[Cryptography] ratcheting DH strengths over time

Roland C. Dowdeswell elric at imrryr.org
Mon Nov 16 12:59:47 EST 2015


On Mon, Nov 16, 2015 at 12:10:09AM +0000, ianG wrote:
>

> How could we do this in a DH protocol?  I would suggest a schedule over
> time.  Most or all of our implementations have a timebase available.
> Something like this:
> 
> 2015 - 1024
> 2016 - 1280
> 2017 - 1536
> 2018 - 1792

A strategy that I have used in the past in the similar problem of
choosing a PCKS#5 PBKDF2 iteration count was to benchmark the
current machine and use it to calibrate the cost on the current
hardware.  This approach more or less naturally increases the key
size based on the improvements in hardware.  Of course, it doesn't
address people running old machines in some sense (security) but
it does in another (cost of computation.)

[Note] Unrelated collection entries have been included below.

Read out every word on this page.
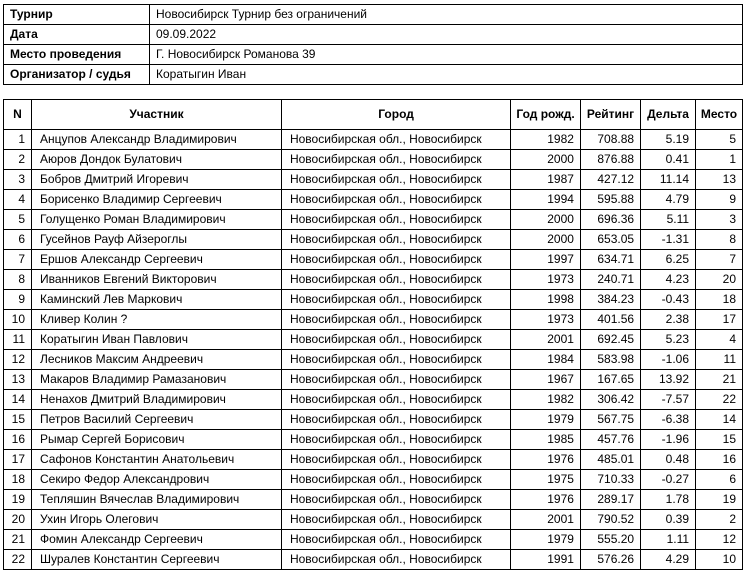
Турнир	Новосибирск Турнир без ограничений
Дата	09.09.2022
Место проведения	Г. Новосибирск Романова 39
Организатор / судья	Коратыгин Иван
N	Участник	Город	Год рожд.	Рейтинг	Дельта	Место
1	Анцупов Александр Владимирович	Новосибирская обл., Новосибирск	1982	708.88	5.19	5
2	Аюров Дондок Булатович	Новосибирская обл., Новосибирск	2000	876.88	0.41	1
3	Бобров Дмитрий Игоревич	Новосибирская обл., Новосибирск	1987	427.12	11.14	13
4	Борисенко Владимир Сергеевич	Новосибирская обл., Новосибирск	1994	595.88	4.79	9
5	Голущенко Роман Владимирович	Новосибирская обл., Новосибирск	2000	696.36	5.11	3
6	Гусейнов Рауф Айзероглы	Новосибирская обл., Новосибирск	2000	653.05	-1.31	8
7	Ершов Александр Сергеевич	Новосибирская обл., Новосибирск	1997	634.71	6.25	7
8	Иванников Евгений Викторович	Новосибирская обл., Новосибирск	1973	240.71	4.23	20
9	Каминский Лев Маркович	Новосибирская обл., Новосибирск	1998	384.23	-0.43	18
10	Кливер Колин ?	Новосибирская обл., Новосибирск	1973	401.56	2.38	17
11	Коратыгин Иван Павлович	Новосибирская обл., Новосибирск	2001	692.45	5.23	4
12	Лесников Максим Андреевич	Новосибирская обл., Новосибирск	1984	583.98	-1.06	11
13	Макаров Владимир Рамазанович	Новосибирская обл., Новосибирск	1967	167.65	13.92	21
14	Ненахов Дмитрий Владимирович	Новосибирская обл., Новосибирск	1982	306.42	-7.57	22
15	Петров Василий Сергеевич	Новосибирская обл., Новосибирск	1979	567.75	-6.38	14
16	Рымар Сергей Борисович	Новосибирская обл., Новосибирск	1985	457.76	-1.96	15
17	Сафонов Константин Анатольевич	Новосибирская обл., Новосибирск	1976	485.01	0.48	16
18	Секиро Федор Александрович	Новосибирская обл., Новосибирск	1975	710.33	-0.27	6
19	Тепляшин Вячеслав Владимирович	Новосибирская обл., Новосибирск	1976	289.17	1.78	19
20	Ухин Игорь Олегович	Новосибирская обл., Новосибирск	2001	790.52	0.39	2
21	Фомин Александр Сергеевич	Новосибирская обл., Новосибирск	1979	555.20	1.11	12
22	Шуралев Константин Сергеевич	Новосибирская обл., Новосибирск	1991	576.26	4.29	10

Maybe a similar strategy could be used for these key sizes?  That
is:  use the largest key size which can be reasonably computed on
the current machine as measured by the software with a specified
cost.  The specified cost should be set low enough that if you
calibrate on the most modern cutting edge machine, the cost on a
five year old box is unlikely to be onerous.